Supreme Court of Georgia Approves "Double Recovery" of Attorney's Fees by Plaintiffs
05/16/2022By Sam Britt
Recently, the Georgia Supreme Court handed down an important, and somewhat surprising, ruling that will impact the way attorney’s fees and litigation expenses are allocated, and possibly allow Plaintiff to obtain a “double recovery.”

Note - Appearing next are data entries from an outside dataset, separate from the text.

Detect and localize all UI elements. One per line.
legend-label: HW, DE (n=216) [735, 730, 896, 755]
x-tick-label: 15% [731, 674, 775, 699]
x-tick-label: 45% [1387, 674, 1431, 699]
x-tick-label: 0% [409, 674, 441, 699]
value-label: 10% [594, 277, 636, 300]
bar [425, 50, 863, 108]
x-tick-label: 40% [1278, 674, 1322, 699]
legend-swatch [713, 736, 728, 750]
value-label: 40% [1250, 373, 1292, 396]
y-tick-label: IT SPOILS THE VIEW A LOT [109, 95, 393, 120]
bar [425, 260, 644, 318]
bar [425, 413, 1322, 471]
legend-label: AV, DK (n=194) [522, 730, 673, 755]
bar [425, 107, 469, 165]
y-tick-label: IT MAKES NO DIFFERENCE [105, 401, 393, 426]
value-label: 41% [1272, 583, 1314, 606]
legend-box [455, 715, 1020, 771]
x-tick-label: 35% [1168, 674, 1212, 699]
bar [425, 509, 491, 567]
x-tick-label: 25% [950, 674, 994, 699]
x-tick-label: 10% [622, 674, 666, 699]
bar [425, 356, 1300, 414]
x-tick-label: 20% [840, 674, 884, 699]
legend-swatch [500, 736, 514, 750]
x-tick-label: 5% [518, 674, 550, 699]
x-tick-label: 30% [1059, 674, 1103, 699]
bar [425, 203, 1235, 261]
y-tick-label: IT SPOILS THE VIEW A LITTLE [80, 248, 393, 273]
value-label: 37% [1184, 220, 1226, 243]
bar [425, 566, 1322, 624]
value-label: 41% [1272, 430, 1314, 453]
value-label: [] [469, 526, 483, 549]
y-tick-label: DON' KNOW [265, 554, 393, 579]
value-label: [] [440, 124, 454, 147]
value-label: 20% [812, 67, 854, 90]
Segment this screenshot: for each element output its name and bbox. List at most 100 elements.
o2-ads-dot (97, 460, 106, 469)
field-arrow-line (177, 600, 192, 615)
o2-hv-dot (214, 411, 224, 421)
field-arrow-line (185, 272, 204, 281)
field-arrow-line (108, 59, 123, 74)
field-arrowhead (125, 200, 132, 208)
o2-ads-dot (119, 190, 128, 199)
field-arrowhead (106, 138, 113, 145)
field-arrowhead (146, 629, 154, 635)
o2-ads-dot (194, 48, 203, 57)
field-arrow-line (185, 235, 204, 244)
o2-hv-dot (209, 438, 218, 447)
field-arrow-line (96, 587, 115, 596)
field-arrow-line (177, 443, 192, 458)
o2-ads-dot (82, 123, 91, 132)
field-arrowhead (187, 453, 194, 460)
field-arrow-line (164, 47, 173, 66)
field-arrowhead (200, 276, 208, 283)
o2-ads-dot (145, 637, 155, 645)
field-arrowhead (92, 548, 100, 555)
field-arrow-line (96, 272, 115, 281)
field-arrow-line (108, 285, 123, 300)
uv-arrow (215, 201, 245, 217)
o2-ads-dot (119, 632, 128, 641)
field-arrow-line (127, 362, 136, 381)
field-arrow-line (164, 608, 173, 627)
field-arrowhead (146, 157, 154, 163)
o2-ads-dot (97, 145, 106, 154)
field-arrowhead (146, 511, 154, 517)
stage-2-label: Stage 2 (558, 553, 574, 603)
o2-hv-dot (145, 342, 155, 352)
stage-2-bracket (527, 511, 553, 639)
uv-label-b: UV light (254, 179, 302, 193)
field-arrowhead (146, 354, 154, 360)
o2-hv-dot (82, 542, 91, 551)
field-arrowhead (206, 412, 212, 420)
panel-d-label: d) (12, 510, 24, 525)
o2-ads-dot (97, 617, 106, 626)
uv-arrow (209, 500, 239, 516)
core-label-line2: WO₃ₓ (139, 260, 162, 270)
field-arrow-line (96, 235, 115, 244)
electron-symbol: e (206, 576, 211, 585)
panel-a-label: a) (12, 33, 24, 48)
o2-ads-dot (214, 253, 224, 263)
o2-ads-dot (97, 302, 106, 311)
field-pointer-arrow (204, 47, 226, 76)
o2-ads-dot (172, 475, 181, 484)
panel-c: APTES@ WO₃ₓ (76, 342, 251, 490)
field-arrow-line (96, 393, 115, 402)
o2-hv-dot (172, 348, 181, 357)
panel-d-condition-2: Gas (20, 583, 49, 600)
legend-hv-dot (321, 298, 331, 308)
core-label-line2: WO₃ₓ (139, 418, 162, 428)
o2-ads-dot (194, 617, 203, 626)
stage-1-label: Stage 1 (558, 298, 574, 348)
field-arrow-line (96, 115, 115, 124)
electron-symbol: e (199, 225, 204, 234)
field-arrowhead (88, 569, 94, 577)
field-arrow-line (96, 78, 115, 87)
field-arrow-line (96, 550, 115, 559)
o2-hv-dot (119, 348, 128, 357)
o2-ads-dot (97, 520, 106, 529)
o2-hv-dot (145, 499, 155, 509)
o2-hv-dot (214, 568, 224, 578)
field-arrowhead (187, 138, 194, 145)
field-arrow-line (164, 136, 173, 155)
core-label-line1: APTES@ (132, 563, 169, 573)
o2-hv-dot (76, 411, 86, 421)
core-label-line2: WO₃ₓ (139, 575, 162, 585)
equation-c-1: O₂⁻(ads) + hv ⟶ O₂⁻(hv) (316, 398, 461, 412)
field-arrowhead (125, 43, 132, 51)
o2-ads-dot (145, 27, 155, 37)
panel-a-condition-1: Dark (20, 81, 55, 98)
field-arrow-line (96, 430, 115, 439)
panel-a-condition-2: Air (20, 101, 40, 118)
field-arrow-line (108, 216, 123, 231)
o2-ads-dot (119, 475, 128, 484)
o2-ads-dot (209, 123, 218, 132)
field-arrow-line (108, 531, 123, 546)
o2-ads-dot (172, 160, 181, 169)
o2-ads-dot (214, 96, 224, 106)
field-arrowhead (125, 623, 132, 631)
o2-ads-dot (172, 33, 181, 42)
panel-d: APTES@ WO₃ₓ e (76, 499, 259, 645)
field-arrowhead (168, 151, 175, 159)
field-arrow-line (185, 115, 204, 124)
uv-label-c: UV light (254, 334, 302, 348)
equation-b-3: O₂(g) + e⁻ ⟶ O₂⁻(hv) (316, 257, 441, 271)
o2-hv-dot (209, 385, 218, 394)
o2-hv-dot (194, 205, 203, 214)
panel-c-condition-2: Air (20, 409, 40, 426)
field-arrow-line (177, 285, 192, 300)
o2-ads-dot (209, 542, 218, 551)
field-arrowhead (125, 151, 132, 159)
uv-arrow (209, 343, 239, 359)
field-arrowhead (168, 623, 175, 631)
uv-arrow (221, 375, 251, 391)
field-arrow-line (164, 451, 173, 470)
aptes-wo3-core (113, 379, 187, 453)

In the recent decision of Junior v. Graham, 2022 WL 677415, the Supreme Court of Georgia effectively approved the double recovery of attorney’s fees and litigation expenses by Plaintiffs under O.C.G.A. § 13-6-11 and O.C.G.A. § 9-11-68. In the underlying case, the plaintiff was injured in a car accident and filed suit against the tortfeasor. The plaintiff alleged that he was entitled to recover attorney’s fees and expenses of litigation under O.C.G.A. § 13-6-11 because the defendant had “acted in bad faith, [had] been stubbornly litigious, or [had] caused plaintiff unnecessary trouble and expense.” During the course of litigation, the plaintiff served an offer of settlement upon the defendant in the amount of $600,000, pursuant to O.C.G.A. § 9-11-68. This statute, intended to encourage reasonable settlement of claims during the course of litigation, provides in relevant part as follows:
If a plaintiff makes an offer of settlement which is rejected by the defendant and the plaintiff recovers a final judgment in an amount greater than 125 percent of such offer of settlement, the plaintiff shall be entitled to recover reasonable attorney’s fees and expenses of litigation incurred by the plaintiff or on the plaintiff’s behalf from the date of the rejection of the offer of settlement through the entry of judgment.
The defendant rejected the O.C.G.A. § 9-11-68 offer of settlement. The case proceeded to trial, where the jury found in favor of the plaintiff and awarded $3,000,000 in compensatory damages, $1,200,000 in attorney’s fees, and $51,554.95 in litigation expenses, pursuant to O.C.G.A § 13-6-11.
After trial, the plaintiff filed a motion for attorney’s fees and expenses pursuant to O.C.G.A § 9-11-68, arguing that he was entitled to further recover for his attorney’s fees and expenses because the final judgment exceeded 125 percent of the offer of settlement made during litigation. The trial court denied the motion, finding that an award of attorney’s fees and expenses under O.C.G.A. § 9-11-68 would amount to a prohibited “double recovery.” The plaintiff appealed, and the Court of Appeals affirmed the decision of the trial court.
The Supreme Court reversed the rulings of the trial court and Court of Appeals. Although the measure of attorney’s fees and expenses were the same under both O.C.G.A. § 13-6-11 and O.C.G.A. § 9-11-68, the Supreme Court distinguished between “damages” for attorney’s fees and expenses allowed under O.C.G.A. § 13-6-11 and the “sanctions” of attorney’s fees and expenses allowed under O.C.G.A. § 9-11-68. By making this distinction, the Supreme Court was able to hold that the plaintiff could recover his attorney’s fees and expenses under both statutes.
Georgia has a longstanding public policy that a plaintiff is not entitled to a “double recovery” of damages. The rationale is simple: a claim for damages should return the plaintiff to the position that the plaintiff occupied before the injury, and not unreasonably enrich the plaintiff by allowing her to recover more than was lost. While the Supreme Court recognized this public policy, it ultimately disregarded it. As a result, plaintiffs can now recover twice for their attorney’s fees and expenses of litigation under these statutes. In practice, our firm is already seeing plaintiffs amend their complaints to add O.C.G.A. § 13-6-11 claims and serve O.C.G.A. § 9-11-68 offers of settlement to take advantage of this decision.